Davutoğlu also drew attention to the rising Islamophobia and urged everyone to take action and raise awareness. “Raising your voice against Islamophobia means standing up against discrimination for all faiths” he said.
The meeting came after the recent National Security Council highlighted that racism and discrimination against Muslims and Islamophobia is on the rise in Europe and the situation is alarming.
As part of the efforts to take action against the situation, the meeting is expected to bring different religious leaders together to emphasize the idea that Islamophobia and racism are unacceptable and contrary to the teachings of all religions. Community leaders are expected to express a common stance against Islamophobia and mosque attacks in Europe, while they will convey messages against terrorism and discuss the issue of the self-proclaimed Islamic State of Iraq and al-Sham (ISIS) in the region.

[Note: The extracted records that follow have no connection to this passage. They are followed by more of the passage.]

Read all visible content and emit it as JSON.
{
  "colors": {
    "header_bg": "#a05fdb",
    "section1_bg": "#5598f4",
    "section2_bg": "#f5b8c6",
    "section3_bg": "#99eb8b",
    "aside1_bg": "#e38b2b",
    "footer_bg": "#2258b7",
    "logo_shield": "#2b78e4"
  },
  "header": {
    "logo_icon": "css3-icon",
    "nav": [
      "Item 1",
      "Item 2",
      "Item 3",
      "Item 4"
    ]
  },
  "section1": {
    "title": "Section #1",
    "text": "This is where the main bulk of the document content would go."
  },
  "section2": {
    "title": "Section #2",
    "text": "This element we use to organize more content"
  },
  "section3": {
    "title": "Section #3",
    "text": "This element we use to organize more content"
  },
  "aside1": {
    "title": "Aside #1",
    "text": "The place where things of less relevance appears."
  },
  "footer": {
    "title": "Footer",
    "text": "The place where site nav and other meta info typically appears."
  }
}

Representatives from Turkey’s different religious communities will also discuss the developments and current state of events in Turkey as well as in the world.

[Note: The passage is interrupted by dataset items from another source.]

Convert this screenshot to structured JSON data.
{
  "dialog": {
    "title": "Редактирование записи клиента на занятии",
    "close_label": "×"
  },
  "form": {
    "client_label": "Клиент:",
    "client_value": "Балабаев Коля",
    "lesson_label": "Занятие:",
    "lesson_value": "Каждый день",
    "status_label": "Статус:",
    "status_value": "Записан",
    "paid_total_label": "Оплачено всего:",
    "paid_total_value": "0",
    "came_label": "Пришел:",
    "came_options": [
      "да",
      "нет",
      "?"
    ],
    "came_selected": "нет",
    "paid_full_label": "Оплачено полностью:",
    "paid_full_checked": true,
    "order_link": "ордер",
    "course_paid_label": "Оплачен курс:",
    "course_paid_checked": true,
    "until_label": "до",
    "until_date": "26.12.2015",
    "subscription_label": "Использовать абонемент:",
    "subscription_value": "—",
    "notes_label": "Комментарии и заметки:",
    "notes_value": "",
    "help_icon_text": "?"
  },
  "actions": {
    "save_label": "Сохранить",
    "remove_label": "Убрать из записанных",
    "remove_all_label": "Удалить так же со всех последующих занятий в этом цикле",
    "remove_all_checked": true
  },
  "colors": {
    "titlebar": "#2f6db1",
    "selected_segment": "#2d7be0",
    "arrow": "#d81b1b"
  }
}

Greek Patriarch Bartholomew I; Aram Ateşyan, the Armenian Pontiff of Armenians in Turkey; Ishak Haleva, the Chief Rabbi of Turkey; Levon Zekiyan, the Armenian-Catholic Archbishop in Turkey and a number of representatives from the Latin Catholic community, Assyrian Orthodox communities and others are expected to be present at the meeting.
The President of Turkey’s Presidency of Religious Affairs and some ministers will also participate and discuss issues with representatives of religious communities in Turkey.

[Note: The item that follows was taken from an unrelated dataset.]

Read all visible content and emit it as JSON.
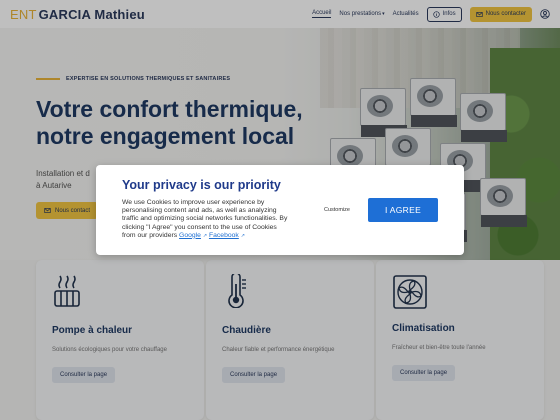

As part of democratization efforts, the Turkish government has carried out a number of reforms to improve the rights and freedoms of minorities in the country. A new sense of all-encompassing identity is being encouraged by the government, which accepts all citizens regardless of ethnic or religious background.
The government has lifted a number of legal obstacles faced by foundations (vakıfs) of non-Muslim communities which prevented them from owning real property. This has resulted in the return of significant monuments such as the Mor Gabriel Monastery in Mardin to the Syriac community. The Greek community was also given permission to reopen Aya Todori elementary school in Gökçeada, while the Sümela Monastery in the city of Trabzon along the Black Sea and the Akdamar Church in the eastern city of Van, – both of which functioned as museums- were reopened for religious services. The Armenian community was also given permission to build a school for the first time since the establishment of the Turkish Republic.